When Max was little, like most kids he just wanted to fit in and be like everyone else. Me being French marked us as ‘other’ and different. When I dropped him off at nursery, he’d hiss “Don’t speak French Maman, the others will hear – talk to me in English!” Of course, I understood his childish need to fit in, and I never told him at the time the little stab of pain I felt every time it felt like he was turning a little further away from French.
Bringing up your child bilingual is hard.
It’s not something that happens without a degree of persistence,
commitment and even a little sacrifice.
Because Max has never exactly thrown himself into his French. I can say now, after years and years of persistence, that he is bilingual. He’s at ease in France. He watches French movies and TikToks. He supports the French football team (that matters a lot in our household!). But for much of the time he’s been reluctant, and French has never been a passion for him.
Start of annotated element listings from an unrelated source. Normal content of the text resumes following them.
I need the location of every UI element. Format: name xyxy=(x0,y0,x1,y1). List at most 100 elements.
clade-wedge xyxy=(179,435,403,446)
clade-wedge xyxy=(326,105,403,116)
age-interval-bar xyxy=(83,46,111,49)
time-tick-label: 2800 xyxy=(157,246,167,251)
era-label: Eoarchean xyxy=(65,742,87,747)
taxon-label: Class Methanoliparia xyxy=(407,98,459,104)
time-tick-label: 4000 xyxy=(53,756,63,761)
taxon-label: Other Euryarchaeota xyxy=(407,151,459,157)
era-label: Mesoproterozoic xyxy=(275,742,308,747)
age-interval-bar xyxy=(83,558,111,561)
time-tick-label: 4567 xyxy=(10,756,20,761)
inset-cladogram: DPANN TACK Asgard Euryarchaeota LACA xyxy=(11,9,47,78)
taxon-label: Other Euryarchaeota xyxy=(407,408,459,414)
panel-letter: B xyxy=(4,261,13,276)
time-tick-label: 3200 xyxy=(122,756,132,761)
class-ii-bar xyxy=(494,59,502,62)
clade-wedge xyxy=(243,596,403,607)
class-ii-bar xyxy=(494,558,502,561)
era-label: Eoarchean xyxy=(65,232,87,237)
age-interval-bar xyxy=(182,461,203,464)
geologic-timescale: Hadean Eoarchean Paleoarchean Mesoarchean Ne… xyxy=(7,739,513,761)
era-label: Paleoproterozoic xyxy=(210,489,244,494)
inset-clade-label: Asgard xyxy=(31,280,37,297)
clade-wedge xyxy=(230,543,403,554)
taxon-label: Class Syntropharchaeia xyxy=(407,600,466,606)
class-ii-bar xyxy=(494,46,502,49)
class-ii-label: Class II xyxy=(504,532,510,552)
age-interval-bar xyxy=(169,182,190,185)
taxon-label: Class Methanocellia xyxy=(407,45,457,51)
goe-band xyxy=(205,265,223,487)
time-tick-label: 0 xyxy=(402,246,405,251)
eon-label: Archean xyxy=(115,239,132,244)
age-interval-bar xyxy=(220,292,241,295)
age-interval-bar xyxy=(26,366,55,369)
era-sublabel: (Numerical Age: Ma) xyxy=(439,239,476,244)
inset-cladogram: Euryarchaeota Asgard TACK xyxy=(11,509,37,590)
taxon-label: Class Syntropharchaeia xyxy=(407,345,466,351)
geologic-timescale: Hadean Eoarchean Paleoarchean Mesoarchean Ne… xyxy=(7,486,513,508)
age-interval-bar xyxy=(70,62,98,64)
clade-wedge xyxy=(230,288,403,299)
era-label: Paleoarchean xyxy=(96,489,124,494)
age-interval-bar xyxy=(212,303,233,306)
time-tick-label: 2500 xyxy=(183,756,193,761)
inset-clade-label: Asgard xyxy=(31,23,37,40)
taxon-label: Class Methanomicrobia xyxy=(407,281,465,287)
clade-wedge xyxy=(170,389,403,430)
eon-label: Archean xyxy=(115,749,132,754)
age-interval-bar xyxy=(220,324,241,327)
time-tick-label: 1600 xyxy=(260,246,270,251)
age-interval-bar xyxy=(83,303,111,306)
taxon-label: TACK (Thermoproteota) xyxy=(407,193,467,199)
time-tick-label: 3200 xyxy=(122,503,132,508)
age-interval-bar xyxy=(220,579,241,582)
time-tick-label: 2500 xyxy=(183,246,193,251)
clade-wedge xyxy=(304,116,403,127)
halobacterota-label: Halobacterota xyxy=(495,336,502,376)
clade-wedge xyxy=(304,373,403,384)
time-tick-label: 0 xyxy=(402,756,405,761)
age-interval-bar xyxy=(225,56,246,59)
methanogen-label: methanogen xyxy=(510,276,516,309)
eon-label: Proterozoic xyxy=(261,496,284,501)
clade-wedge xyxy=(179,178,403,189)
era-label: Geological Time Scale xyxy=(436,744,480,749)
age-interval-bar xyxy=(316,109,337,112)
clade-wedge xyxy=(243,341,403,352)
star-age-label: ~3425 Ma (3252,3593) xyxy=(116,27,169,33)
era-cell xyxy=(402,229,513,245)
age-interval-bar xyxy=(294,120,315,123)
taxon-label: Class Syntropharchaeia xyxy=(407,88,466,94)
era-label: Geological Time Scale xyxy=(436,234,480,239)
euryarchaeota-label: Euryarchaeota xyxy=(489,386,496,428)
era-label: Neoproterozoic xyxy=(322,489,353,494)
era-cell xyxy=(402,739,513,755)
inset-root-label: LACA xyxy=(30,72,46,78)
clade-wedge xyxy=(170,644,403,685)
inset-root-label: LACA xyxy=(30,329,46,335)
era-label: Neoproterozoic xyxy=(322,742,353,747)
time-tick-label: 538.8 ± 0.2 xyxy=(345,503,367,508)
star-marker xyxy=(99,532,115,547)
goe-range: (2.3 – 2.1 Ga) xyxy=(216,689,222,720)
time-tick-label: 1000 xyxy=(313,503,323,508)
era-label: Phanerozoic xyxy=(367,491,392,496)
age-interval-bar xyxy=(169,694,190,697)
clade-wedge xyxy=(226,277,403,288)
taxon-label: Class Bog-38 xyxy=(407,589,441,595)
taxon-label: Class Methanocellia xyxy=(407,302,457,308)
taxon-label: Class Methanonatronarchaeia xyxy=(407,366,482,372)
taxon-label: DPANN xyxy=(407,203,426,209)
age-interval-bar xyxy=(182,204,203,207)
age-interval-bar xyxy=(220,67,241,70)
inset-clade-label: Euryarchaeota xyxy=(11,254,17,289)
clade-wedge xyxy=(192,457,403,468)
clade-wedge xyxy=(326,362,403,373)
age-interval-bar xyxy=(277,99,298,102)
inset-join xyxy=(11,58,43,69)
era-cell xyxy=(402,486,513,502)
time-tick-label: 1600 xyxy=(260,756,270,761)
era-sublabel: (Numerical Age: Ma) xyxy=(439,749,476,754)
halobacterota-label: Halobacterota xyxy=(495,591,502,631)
His bilingualism is a quality he’s quietly owned but never seemed to truly embrace.
I came to accept that bilingualism might not be something that was passed down the line, should I be fortunate enough to end up with grandchildren (and maybe even great-grandchildren!) Knowing that Max could choose to spend his life in England, with English being his primary language, I told myself that I’d done the best I could – I’d given my children the key to bilingualism and it was up to them what they chose to do with it. But I can’t pretend it didn’t hurt to know that I might not be able to gabble in French to my grandkids.
So, when 15-year old Max said those words, when he told me that he wanted his children to have the gift of bilingualism, I was elated.
Elated that he saw the value in bilingualism.
Elated that he finally thought French was cool.
Elated that he finally saw that being “different” might be a great thing.
This is a message to the parents out there who have committed to guiding their child through the language learning journey. I see you!
I know that you think about how their language programme will broaden your child’s horizons, introduce them to a community of language learners, stretch them a little.
But have you ever thought to yourself “If we stick with this, one day my child will truly recognise the gift they have been given? One day they will be thankful for this powerful key, which is theirs to do with whatever they want”?
Believe me, I understand that sometimes the journey feels like a slog. Over the years we’ve had our fair share squabbles about it! But you must go into the language-learning journey with the mindset that instant gratification isn’t the name of the game here. Anyone who tells you to expect instant results is a charlatan!